El otro le dijo que no se trataba de ganar, sino de reafirmarse. Era cosa de dar el primer golpe, le había explicado, e inmediatamente reanudar las negociaciones. Que vea que no somos mancos, que no nos arredramos; este lenguaje sí lo entenderá, ya que desdeña el de la razón. Perderemos algunos, hombres, había dicho, eso es inevitable.

–Pero a nosotros, ¿no nos pasará nada? – había preguntado.

–No —había respondido su lugarteniente—, en este sentido no hay miedo; lo tengo todo pensado, he planeado el golpe cuidadosamente, hasta el último detalle. Además, hace tiempo que vengo observando al chico: vale mucho; lo hará a las mil maravillas. Es una lástima —había añadido— que tengamos que sacrificarlo.
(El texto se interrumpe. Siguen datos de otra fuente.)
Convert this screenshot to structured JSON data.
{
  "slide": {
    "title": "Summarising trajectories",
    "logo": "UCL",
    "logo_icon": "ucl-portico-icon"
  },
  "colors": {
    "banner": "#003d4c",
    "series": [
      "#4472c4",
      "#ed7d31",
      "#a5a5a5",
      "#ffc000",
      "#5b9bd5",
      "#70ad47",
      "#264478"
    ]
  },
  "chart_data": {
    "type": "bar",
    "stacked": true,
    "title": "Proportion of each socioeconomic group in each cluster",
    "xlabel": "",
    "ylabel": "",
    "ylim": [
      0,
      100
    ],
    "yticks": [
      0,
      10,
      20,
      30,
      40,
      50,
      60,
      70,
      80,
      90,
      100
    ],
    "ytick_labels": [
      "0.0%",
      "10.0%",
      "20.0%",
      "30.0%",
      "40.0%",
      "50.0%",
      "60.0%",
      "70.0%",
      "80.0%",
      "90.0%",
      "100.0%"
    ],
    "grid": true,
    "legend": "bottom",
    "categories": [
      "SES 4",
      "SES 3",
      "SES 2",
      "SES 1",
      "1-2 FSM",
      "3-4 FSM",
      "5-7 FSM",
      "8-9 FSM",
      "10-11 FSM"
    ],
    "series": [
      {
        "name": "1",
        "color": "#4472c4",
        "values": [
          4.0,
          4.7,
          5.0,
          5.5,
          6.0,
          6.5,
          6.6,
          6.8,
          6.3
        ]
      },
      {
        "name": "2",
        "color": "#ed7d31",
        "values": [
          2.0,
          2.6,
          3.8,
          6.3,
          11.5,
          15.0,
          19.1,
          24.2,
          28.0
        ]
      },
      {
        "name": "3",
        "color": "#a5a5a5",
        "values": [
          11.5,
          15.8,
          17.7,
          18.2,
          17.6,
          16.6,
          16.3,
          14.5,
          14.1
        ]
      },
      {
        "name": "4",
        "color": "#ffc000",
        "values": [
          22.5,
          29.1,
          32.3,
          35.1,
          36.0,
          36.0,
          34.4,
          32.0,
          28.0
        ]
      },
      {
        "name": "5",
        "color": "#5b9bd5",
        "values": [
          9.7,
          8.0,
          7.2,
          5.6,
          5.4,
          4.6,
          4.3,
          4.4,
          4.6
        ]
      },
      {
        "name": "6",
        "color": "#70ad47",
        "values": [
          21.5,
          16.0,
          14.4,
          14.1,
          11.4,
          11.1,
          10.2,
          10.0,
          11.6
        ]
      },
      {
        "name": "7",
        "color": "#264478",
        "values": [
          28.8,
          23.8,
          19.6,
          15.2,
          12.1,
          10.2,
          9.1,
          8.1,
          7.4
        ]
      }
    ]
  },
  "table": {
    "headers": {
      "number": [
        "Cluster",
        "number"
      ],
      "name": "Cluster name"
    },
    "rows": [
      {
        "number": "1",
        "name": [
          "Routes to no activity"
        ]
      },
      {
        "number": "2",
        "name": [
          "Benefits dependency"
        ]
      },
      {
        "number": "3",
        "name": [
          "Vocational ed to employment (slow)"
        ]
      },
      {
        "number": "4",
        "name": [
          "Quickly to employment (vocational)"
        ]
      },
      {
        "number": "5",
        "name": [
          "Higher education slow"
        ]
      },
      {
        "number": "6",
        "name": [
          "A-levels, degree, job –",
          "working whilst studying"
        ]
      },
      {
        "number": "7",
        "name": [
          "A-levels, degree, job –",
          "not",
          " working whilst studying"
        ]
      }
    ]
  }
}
Normalmente era hombre de buen corazón, pero en aquellos momentos lo dominaban la envidia y el temor. Llamó a Onofre Bouvila a su despacho y le dijo que le iba a encomendar un trabajo importantísimo. A ver qué tal te portas, le dijo Margarito. Por una puerta de dos hojas, alta y estrecha, entró entonces don Humbert Figa i Morera. Me ha dicho don Arnau Puncella que vales mucho, le dijo. A ver qué tal te portas, añadió sin saber que repetía lo que acababa de decir el otro. Luego le expusieron el plan con todo cuidado. Onofre Bouvila los escuchaba boquiabierto. Éste no entiende nada de nada, pensaba Arnau Puncella al verlo; todo lo que le estamos diciendo le resulta tan ajeno como la vida en la Luna. Sobre todo, le dijo, mucha discreción.